Response of conifer species from three latitudinal populations to light spectra generated by light-emitting diodes and high-pressure sodium lamps

Abstract

Light-emitting diode (LED) technology shows promise for supplementing photosynthetically active radiation (PAR) in forest nurseries because of the potential reduction in energy consumption and an ability to supply discrete wavelengths to optimize seedling growth. Our objective was to examine the effects of light spectra supplied by LED and traditional high-pressure sodium (HPS) lamps on growth and physiology of Douglas-fir (Pseudotsuga menziesii (Mirb.) Franco) and Engelmann spruce (Picea engelmannii Parry ex Engelm.) seedlings. We used three latitudinal sources for each species: British Columbia (BC), Idaho (ID), and New Mexico (NM).

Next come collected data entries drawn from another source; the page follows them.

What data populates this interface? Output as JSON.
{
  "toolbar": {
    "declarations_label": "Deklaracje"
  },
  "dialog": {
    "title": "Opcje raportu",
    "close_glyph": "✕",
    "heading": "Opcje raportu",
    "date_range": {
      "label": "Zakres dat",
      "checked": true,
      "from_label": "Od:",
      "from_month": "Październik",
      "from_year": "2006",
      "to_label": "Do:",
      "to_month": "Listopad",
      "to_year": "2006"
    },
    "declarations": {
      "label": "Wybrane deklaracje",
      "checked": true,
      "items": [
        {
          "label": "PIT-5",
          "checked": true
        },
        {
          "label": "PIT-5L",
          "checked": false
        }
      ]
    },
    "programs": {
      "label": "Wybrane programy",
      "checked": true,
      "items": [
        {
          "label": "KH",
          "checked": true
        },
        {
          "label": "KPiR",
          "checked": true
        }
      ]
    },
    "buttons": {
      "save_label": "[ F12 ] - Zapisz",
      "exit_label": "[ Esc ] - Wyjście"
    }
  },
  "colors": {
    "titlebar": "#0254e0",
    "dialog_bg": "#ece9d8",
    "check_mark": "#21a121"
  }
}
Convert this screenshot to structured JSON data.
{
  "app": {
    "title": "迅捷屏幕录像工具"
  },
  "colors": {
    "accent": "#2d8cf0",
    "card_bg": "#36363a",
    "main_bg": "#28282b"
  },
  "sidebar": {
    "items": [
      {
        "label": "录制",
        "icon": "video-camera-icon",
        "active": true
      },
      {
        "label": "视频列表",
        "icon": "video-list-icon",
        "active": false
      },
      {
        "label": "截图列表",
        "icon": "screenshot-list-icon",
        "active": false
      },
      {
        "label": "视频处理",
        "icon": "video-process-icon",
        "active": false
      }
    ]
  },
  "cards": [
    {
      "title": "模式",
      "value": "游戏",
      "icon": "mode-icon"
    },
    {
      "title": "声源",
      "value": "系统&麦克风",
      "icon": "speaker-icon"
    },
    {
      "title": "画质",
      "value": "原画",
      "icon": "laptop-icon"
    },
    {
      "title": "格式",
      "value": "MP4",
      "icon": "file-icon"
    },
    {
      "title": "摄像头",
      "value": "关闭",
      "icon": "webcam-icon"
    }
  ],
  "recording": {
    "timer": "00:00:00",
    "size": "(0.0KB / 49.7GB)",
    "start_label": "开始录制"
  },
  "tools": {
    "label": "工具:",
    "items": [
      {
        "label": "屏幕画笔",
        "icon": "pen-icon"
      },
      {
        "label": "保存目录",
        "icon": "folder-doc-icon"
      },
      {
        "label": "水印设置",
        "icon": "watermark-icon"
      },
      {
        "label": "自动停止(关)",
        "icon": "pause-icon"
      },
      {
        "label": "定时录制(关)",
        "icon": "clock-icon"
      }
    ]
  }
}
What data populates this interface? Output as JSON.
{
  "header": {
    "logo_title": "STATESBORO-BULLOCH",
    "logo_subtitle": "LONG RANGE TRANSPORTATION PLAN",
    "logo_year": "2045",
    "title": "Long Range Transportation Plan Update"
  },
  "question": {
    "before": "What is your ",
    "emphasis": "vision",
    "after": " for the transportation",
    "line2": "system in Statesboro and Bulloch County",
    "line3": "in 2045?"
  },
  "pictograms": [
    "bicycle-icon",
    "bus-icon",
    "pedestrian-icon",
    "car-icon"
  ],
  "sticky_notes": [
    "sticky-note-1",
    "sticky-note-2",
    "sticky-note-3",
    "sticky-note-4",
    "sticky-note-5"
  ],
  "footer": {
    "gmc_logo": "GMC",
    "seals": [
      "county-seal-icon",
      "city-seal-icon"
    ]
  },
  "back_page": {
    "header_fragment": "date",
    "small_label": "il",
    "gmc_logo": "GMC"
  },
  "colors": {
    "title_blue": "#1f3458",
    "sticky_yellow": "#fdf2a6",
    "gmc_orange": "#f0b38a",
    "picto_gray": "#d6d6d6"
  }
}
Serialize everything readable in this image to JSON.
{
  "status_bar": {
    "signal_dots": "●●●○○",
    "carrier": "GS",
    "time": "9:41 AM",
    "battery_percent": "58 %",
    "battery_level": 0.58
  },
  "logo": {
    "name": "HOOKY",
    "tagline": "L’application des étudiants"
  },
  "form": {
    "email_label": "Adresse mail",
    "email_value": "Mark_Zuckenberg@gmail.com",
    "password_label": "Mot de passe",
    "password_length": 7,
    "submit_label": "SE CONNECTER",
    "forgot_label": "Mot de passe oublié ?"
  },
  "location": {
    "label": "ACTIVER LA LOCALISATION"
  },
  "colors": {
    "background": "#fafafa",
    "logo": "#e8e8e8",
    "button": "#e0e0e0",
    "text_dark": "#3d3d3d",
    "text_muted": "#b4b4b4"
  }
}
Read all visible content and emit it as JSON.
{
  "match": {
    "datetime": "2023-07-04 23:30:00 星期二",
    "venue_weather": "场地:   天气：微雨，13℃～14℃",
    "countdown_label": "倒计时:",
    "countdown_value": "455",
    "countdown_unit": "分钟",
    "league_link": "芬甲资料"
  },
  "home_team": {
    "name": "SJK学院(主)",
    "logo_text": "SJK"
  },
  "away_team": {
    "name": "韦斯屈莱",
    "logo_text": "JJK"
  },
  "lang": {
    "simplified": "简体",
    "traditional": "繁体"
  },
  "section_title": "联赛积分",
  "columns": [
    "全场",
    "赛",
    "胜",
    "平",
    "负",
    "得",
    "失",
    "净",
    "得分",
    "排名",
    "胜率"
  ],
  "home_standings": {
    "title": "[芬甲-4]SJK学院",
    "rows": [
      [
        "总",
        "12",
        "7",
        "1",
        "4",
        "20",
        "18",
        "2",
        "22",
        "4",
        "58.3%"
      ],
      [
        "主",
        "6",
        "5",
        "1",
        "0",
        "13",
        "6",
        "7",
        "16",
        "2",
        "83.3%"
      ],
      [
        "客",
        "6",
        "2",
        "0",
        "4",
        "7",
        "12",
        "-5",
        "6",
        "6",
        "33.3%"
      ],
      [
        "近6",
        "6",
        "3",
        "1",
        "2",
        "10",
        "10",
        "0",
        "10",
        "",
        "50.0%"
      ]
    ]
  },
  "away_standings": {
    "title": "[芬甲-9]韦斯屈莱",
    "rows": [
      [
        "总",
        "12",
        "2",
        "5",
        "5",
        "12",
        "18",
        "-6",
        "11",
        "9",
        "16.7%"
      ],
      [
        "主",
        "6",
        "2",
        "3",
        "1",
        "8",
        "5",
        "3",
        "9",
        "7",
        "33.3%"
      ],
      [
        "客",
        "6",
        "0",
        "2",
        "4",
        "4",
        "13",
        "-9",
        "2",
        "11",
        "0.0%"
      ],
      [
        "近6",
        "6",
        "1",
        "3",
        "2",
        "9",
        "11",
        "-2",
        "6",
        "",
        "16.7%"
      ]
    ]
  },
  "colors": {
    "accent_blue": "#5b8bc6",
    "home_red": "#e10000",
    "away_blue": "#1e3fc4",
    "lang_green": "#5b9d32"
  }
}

Container seedlings were grown for 17 weeks in the greenhouse under an 18 h photoperiod of ambient solar light supplemented with light delivered from HPS or LED. In general, seedlings grown under LED had significantly greater growth, gas exchange rates, and chlorophyll contents than those seedlings grown under HPS. The growth and physiological responses to supplemental lighting varied greatly among species and seed sources. Generally, LED-grown seedlings from BC had the greatest growth and tissue dry mass followed by ID and NM populations. Compared with HPS, the significant increase in seedling growth and concomitant energy savings with LED (29% energy consumption relative to HPS) demonstrates the promise of using LED as PAR supplemental lighting for container seedling production.